Juan lives in the village of Watu Kaula on the island of Sumba (NTT). For generations, his family would defecate in or around a small river that runs beside their house.
But not anymore. Juan's family recently attended a triggering session in their village that was facilitated by the local sanitarian with UNICEF support. During these events, health workers demonstrate how easily bacteria from faeces can enter the food chain and cause a variety of health problems.
These health problems include diarrhoea and pneumonia – which are chief contributors to more than 370 under-five deaths per day in Indonesia.
Juan's mother, Yuliana, says the session was a powerful experience. "It made us aware of all sorts of health risks we were taking with open defecation. So we decided to build a toilet," she says.
There are more than 750 households in the village of Watu Kaula. Representatives from most households attended the triggering session and many committed to building a toilet. So Juan's story is just one of many.
"Now I feel safe. Now I feel that Juan will be safe," Yuliana says.
Dominggus Manna has quite a task ahead of him. As Head of the Environment Health Section in the Sumba Barat Daya District Government, he oversees sanitation practices in 131 villages. And he wants all of them to be free of open defecation in four years.
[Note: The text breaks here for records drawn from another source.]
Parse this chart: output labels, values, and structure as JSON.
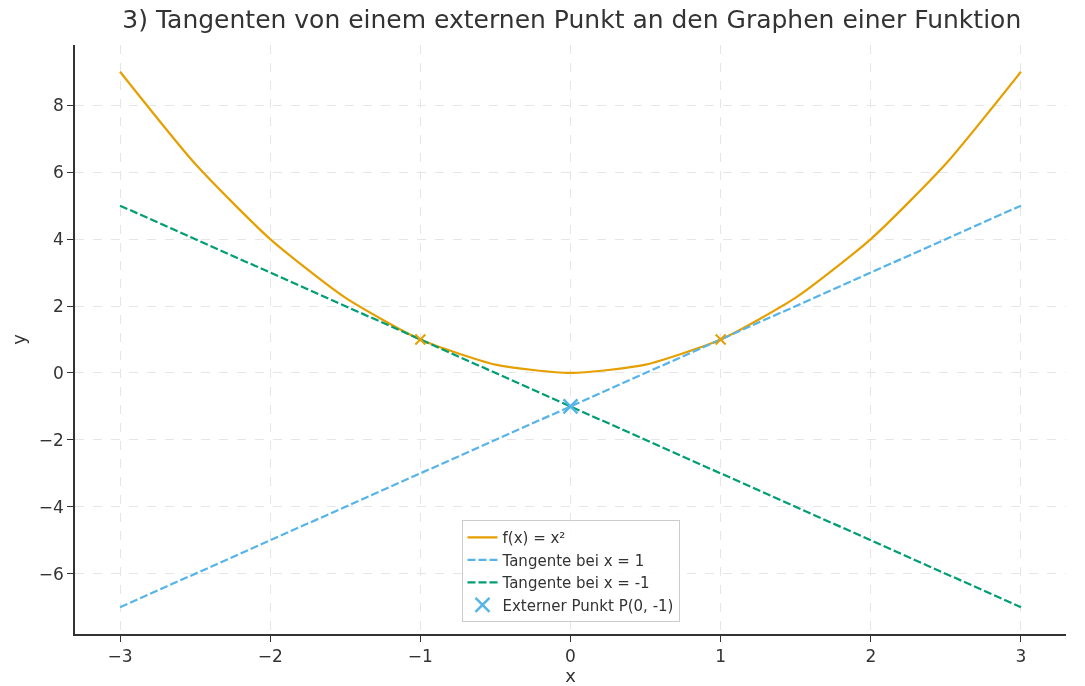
{
  "chart_data": {
    "type": "line",
    "title": "3) Tangenten von einem externen Punkt an den Graphen einer Funktion",
    "xlabel": "x",
    "ylabel": "y",
    "xlim": [
      -3.3,
      3.3
    ],
    "ylim": [
      -7.8,
      9.8
    ],
    "xticks": [
      {
        "value": -3,
        "label": "−3"
      },
      {
        "value": -2,
        "label": "−2"
      },
      {
        "value": -1,
        "label": "−1"
      },
      0,
      1,
      2,
      3
    ],
    "yticks": [
      {
        "value": -6,
        "label": "−6"
      },
      {
        "value": -4,
        "label": "−4"
      },
      {
        "value": -2,
        "label": "−2"
      },
      0,
      2,
      4,
      6,
      8
    ],
    "grid": true,
    "legend": "bottom",
    "series": [
      {
        "name": "f(x) = x²",
        "line_style": "solid",
        "color": "#e69f00",
        "x": [
          -3,
          -2.5,
          -2,
          -1.5,
          -1,
          -0.5,
          0,
          0.5,
          1,
          1.5,
          2,
          2.5,
          3
        ],
        "values": [
          9,
          6.25,
          4,
          2.25,
          1,
          0.25,
          0,
          0.25,
          1,
          2.25,
          4,
          6.25,
          9
        ]
      },
      {
        "name": "Tangente bei x = 1",
        "line_style": "dashed",
        "color": "#56b4e9",
        "x": [
          -3,
          3
        ],
        "values": [
          -7,
          5
        ]
      },
      {
        "name": "Tangente bei x = -1",
        "line_style": "dashed",
        "color": "#009e73",
        "x": [
          -3,
          3
        ],
        "values": [
          5,
          -7
        ]
      },
      {
        "type": "scatter",
        "marker": "cross",
        "color": "#e69f00",
        "x": [
          -1,
          1
        ],
        "values": [
          1,
          1
        ]
      },
      {
        "name": "Externer Punkt P(0, -1)",
        "type": "scatter",
        "marker": "cross",
        "color": "#56b4e9",
        "x": [
          0
        ],
        "values": [
          -1
        ]
      }
    ]
  }
}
UNICEF is helping district representatives like Dominggus meet such targets by convening open defecation working groups in Sumba. The working groups bring together various levels of government and other stakeholders to assess the best ways of addressing open defecation.
"Currently around 50 per cent of villages practice open defecation," he says. "But over the past year we've already increased the number of families with access to a toilet from 36 per cent to 45 per cent. So progress is looking good."
Thanks to vital support from Unilever, UNICEF will keep working to end open defecation in Sumba.
The efforts of the PKK appear to be working. That's according to Paulina Robbaka who's the head of the Puskesmas (community health centre) in Watu Kaula village.
"The number of children with diarrhoea has reduced significantly since the PKK begun providing training sessions," Paulina says. "Last year at the health center, we saw an average of 50 children every month who got diarrhea. This year we've only seen around 5-15 per month."
Paulina credits this to the group's approach of interacting directly with women in the village. "Wives and mothers can easily talk to their children and family about stopping open defecation," she says.